Tags
Chief Tomokie statue, Ormond Beach, Ormond Beach Scenic Loop and Trail, Tomoka State Park, Volusia County tourism
What I think of as Florida’s “condo conga line” starts at Ormond Beach and snakes southward to Miami, where it ends in a riot of tropical colors suggestive of sun and water. Above Ormond Beach, the line is disrupted here and there by a large estuarine research facility, the ugly, low-slung condo bunkers at Flagler Beach and by St. Augustine. Jacksonville to Ormond on the A1A isn’t the prettiest drive in Florida, nor does it contain the type of seaside restaurant I am always looking for and failing to find. This stretch of the A1A suffers a bit, I think, from not being what people envision as “Florida.” There’s not a lot of aquamarine and coral used in housepainting palettes and there isn’t a lawn flamingo in sight. It’s windy and often damp. If you keep on the A1A you will be at risk of yawning your way south, not to perk up visually or intellectually until the chesty condo towers of Palm Beach make you question the enormous gap between the haves and the have-nots and how it got so damn big.
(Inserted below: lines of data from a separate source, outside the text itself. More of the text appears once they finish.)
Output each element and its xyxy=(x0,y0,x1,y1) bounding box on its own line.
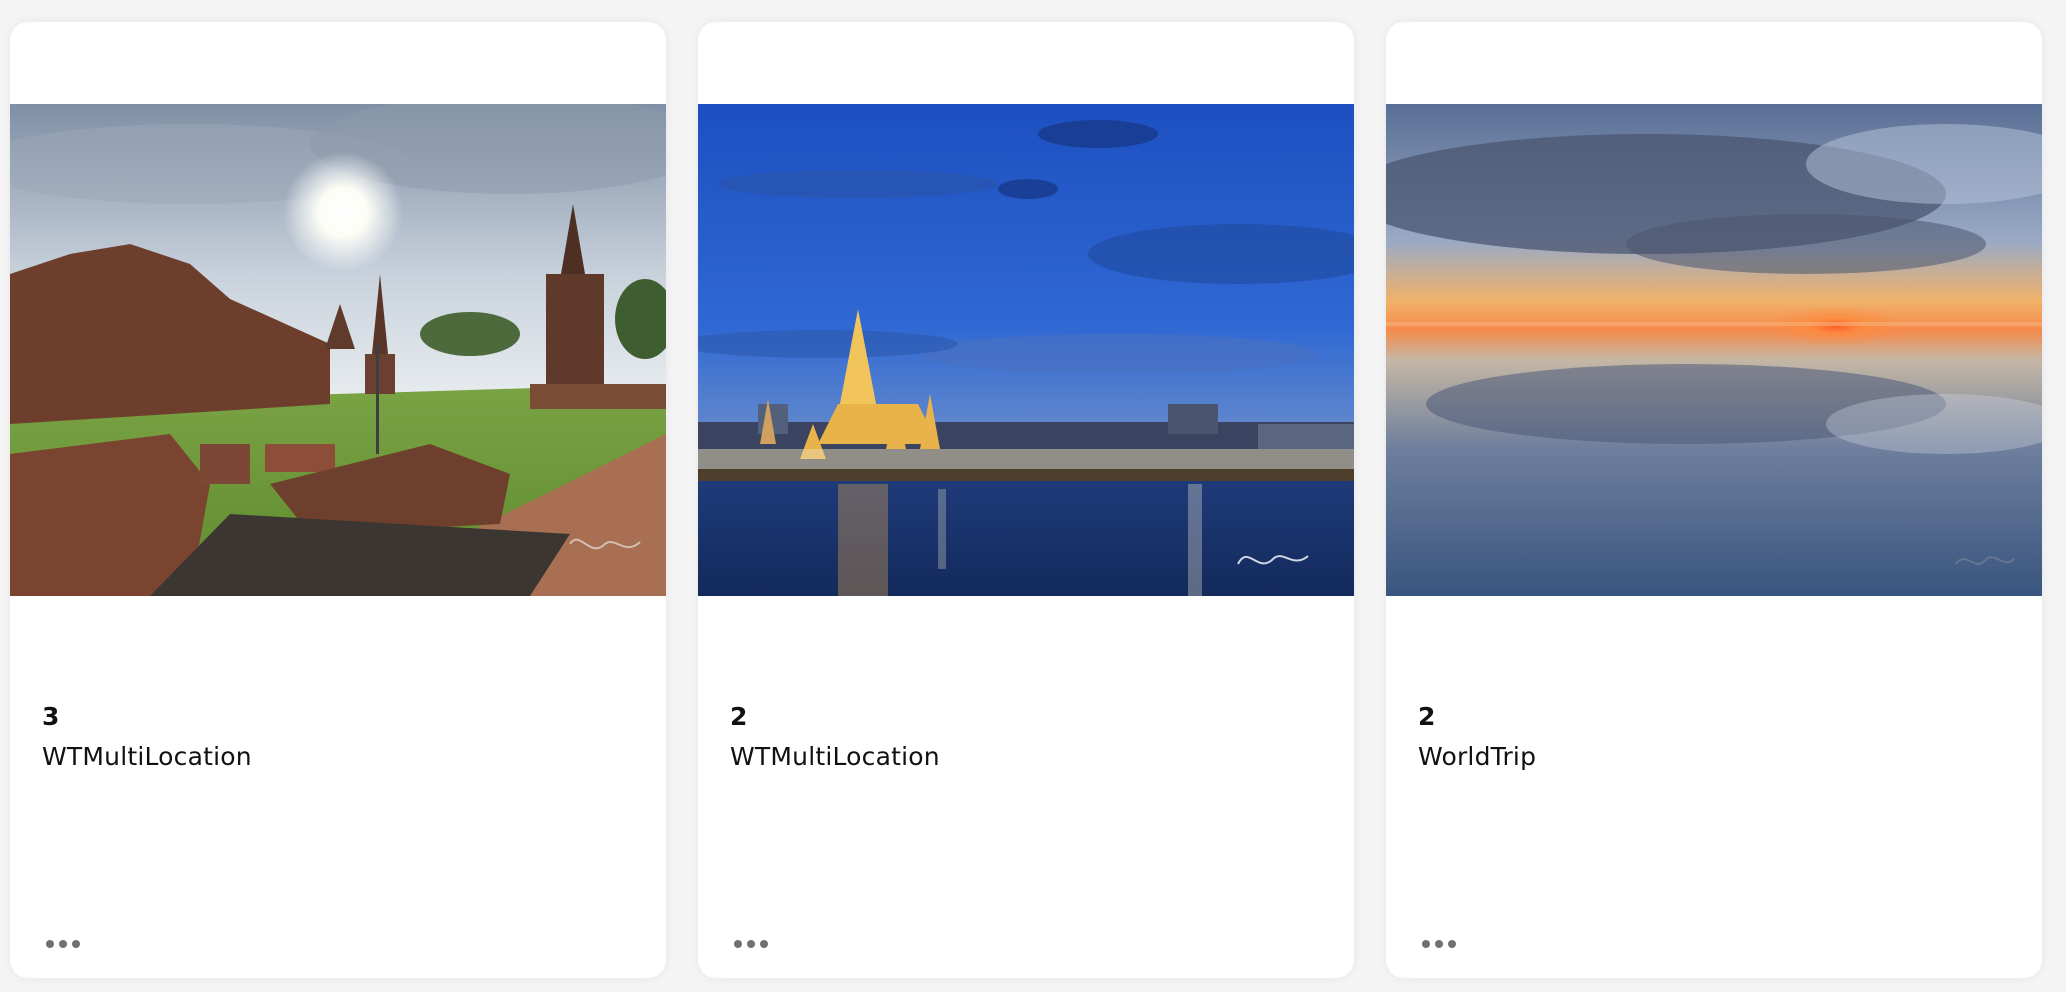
more-dot xyxy=(734,940,742,948)
album-thumbnail[interactable] xyxy=(1386,104,2042,596)
more-dot xyxy=(760,940,768,948)
album-photo-count: 3 xyxy=(42,702,60,731)
album-card[interactable]: 2 WorldTrip xyxy=(1386,22,2042,978)
album-card[interactable]: 3 WTMultiLocation xyxy=(10,22,666,978)
album-name: WTMultiLocation xyxy=(42,742,252,771)
more-dot xyxy=(72,940,80,948)
album-photo-count: 2 xyxy=(730,702,748,731)
more-horizontal-icon[interactable] xyxy=(734,934,774,954)
thumbnail-image-ruins xyxy=(10,104,666,596)
more-dot xyxy=(1448,940,1456,948)
more-horizontal-icon[interactable] xyxy=(46,934,86,954)
more-dot xyxy=(59,940,67,948)
more-horizontal-icon[interactable] xyxy=(1422,934,1462,954)
album-photo-count: 2 xyxy=(1418,702,1436,731)
album-thumbnail[interactable] xyxy=(10,104,666,596)
more-dot xyxy=(1422,940,1430,948)
album-name: WTMultiLocation xyxy=(730,742,940,771)
album-grid: 3 WTMultiLocation 2 WTMultiLocation 2 Wo… xyxy=(0,0,2066,992)
album-thumbnail[interactable] xyxy=(698,104,1354,596)
thumbnail-image-temple-night xyxy=(698,104,1354,596)
album-card[interactable]: 2 WTMultiLocation xyxy=(698,22,1354,978)
album-name: WorldTrip xyxy=(1418,742,1537,771)
more-dot xyxy=(747,940,755,948)
thumbnail-image-sunset-reflection xyxy=(1386,104,2042,596)
more-dot xyxy=(46,940,54,948)
more-dot xyxy=(1435,940,1443,948)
Just off the A1A, though, as you head towards Ormond Beach is something called the “Ormond Scenic Loop and Trail” that encompasses the Bulow Plantation Ruins, the Fairchild Oak (impossible to photograph without an ultra-wide-angle lens), North Peninsula State Park, and Tomoka State Park. The loop is a thirty-mile spectacular that crosses two rivers and offers up massive live oaks, coastal marshes, wading birds, jumping mullet, dolphins, whales, peregrine falcons, harriers, alligators, and turtles. It’s an amazing piece of Florida that has–almost–resisted development. Where possible to build people have; but for the marsh acreage the whole thing would probably resemble Biscayne Bay.
A thousand years ago, this area was once home to the Timucuan Indians. Within Tomoka State Park lies the footprint of Nocoroco, a Timucuan village, The park contains small barrier islands that were rich in fish and shellfish. Today, I’m sorry to say, the little island was rich in Bud Light–both box and empties. This refuse sat at the base of a palm tree, surrounded by shell middens.
A more cheering sight is to be seen at the site of the village itself. Here the visitor will be dazzled by a wonderful roadside attraction that has become a bit temperamental to keep up. Due to its concrete construction, the statue of Chief Tomokie that rises into the air above what once was a reflective pool has become a challenge to maintain. On the day I visited, some kind of kiddie nature class was taking place on the perimeter of the old reflective pool. Nearby, a gopher tortoise that was covered in brown sand sat motionlessly outside his burrow. Chief Tomokie, also motionlessly, rises above this landscape, while his rust-colored warriors draw their arms back to shoot arrows into the bright blue Florida sky.
The Tomokie statue is a happy legacy of a bygone day in Florida statuary. He was created by illustrator Frederick Dana Marsh, who in his heyday had been responsible for murals titled “Allegories of Industry” and “Maritime History of the Hudson.” Mr. Marsh, who moved to Ormond Beach in 1931, adapted to the Florida style well. His Tomokie is a prime piece of mid-century Folk Art combined with a bit of the rustic and a flair for the dramatic–there was no Chief Tomokie. There is only the legend that tells of how Chief Tomokie drank from a sacred spring and thereby doomed both himself and his people. Now, someone has come along and drunk from the Bud bottle and doomed both himself and our present-day civilization.